The New York Times, Aug. 20, 2017
[Lansana Gberie is the author of “A Dirty War in West Africa: the RUF and the Destruction of Sierra Leone.”]
The calamity that struck Sierra Leone on Aug. 14, when Sugarloaf, the conical mountain overlooking the capital, Freetown, collapsed in a mudslide that swept away buildings and killed at least 400 people, was shocking but not entirely surprisingly. It is important to be blunt: The tragedy was entirely man-made.
This is a moment for grief, sympathy and emergency assistance to a country that has barely recovered from a devastating Ebola epidemic three years ago. But this must also be the time for Sierra Leone’s government for once to take drastic measures to make sure a similar disaster does not occur, which is all but certain to happen if nothing changes.
The Freetown mudslide was caused by a more deliberate human activity than is usually associated with climate change and similar natural catastrophes. Sugarloaf, which is still covered on the top, at about 3,000 feet, by lush vegetation, is part of an allocation of supposedly protected areas officially called the Western Area Forest Reserve. The mountain range overlooks Regent, Hamilton and Leicester — villages created by the British in the early 19th century for liberated slaves, as well as the Guma and Congo dams, which supply the capital with water (though no longer adequately, as a result of the deforestation).

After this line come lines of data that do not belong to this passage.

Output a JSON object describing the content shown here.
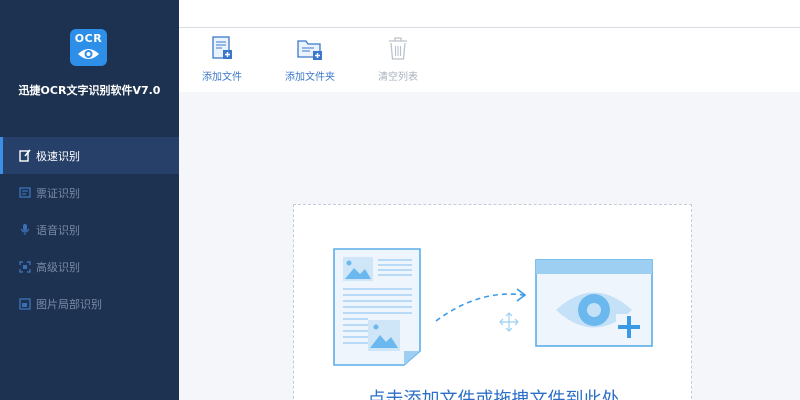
{
  "app": {
    "title": "迅捷OCR文字识别软件V7.0",
    "logo_text": "OCR"
  },
  "sidebar": {
    "items": [
      {
        "label": "极速识别",
        "icon": "quick-edit-icon",
        "active": true
      },
      {
        "label": "票证识别",
        "icon": "ticket-icon",
        "active": false
      },
      {
        "label": "语音识别",
        "icon": "microphone-icon",
        "active": false
      },
      {
        "label": "高级识别",
        "icon": "scan-frame-icon",
        "active": false
      },
      {
        "label": "图片局部识别",
        "icon": "image-crop-icon",
        "active": false
      }
    ]
  },
  "toolbar": {
    "add_file": "添加文件",
    "add_folder": "添加文件夹",
    "clear_list": "清空列表"
  },
  "dropzone": {
    "text": "点击添加文件或拖拽文件到此处"
  },
  "colors": {
    "sidebar": "#1d3150",
    "accent": "#2d8fe8",
    "link": "#3c78c9"
  }
}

Bodies of the victims are tranferred out of the site of the mudslides
in Freetown, capital of Sierra Leone, on Aug. 18, 2017.(Xinhua/Chen Cheng)
But a fleeting post-civil war boom in the 2000s had its most lasting effect in the area in the form of frantic housing construction that has led to the degradation of the so-called protected areas, most of which have been built over. The rain forest providing protective cover for the city below has been denuded by the buildings. This destruction started at the former colonial settlement that Sugarloaf overlooks on one side, Hill Station, which once hosted many charming bungalows. Hill Station was built in 1901 as a Europeans-only residence, some 700 feet above Freetown. Malaria was the reason for this segregation. Dr. Ronald Ross, whose research in Sierra Leone led to the conquest of that deadly pathogen, had recommended that houses for Europeans “should be built on elevated sites.”
When Sierra Leone gained independence from Britain in 1961, the new postcolonial elite inherited the coveted place and reserved it for top officials. However, when civil war — a great social leveler — interrupted in the 1990s, thousands of people displaced from the countryside flocked to Freetown. It became harder to control where people built homes or lived, and harder still when the British-led International Military Training and Advisory Team Sierra Leone constructed a sprawling barracks behind what looked like a medieval rampart at Hill Station. The area instantly became the preferred home for the country’s elite, attracted by the security that the British presence supposedly guaranteed. The Americans enhanced the area’s attraction enormously in 2006 when they opened an imposing embassy close by, built at the cost of more than $40 million. Caddell, the American company that did the construction, announces on its website that the embassy “has played an important part in the healing process” of the war-torn country. So it might have.
The once-exclusive area is now home to rich and poor alike, oppressor and oppressed: a mesh of shacks, occupied by the poor and dispossessed, alongside grotesque mansions and perennially unfinished brick houses, their owners mostly politicians out of favor, their expensive follies creating an odd impression of blight or ruin. Since some of the Sierra Leone’s most powerful political figures were culpable in the degradation, the dire warnings by the country’s environmentalists were guaranteed to go unheeded by the government.
In a widely circulated article in 2014, Sama Banya, Sierra Leone’s leading conservationist, called on President Ernest Bai Koroma to enforce the National Protected Area law, which his government enacted in 2012, by demolishing buildings constructed on protected land and planting trees to replace those that had been cut down. Mr. Banya warned that unless Mr. Koroma summoned the political will to act, there would be “predictable dire consequences.”
Two years ago, flooding in Freetown killed 10 people and destroyed several homes. The misnamed Environmental Protection Agency, which is often complicit in some of the most serious disturbances to Sierra Leone’s flora and fauna, responded by setting up ridiculous flowerpots on roads in Freetown that are often used by officials. Clearly, this sort of superficiality appeals to them.
This time, however, Mr. Koroma should do something decisive to leave a legacy other than an image of a helpless leader always appealing for and receiving foreign donations amid national calamities. He must act now to prevent another deadly flooding or mudslide by enforcing the National Protected Area law, which forbids construction in protected areas like those around Sugarloaf. This demands real action, including the demolition of those buildings and the relocation of the people occupying them. If he fails, more of Sierra Leone’s people are sure to die.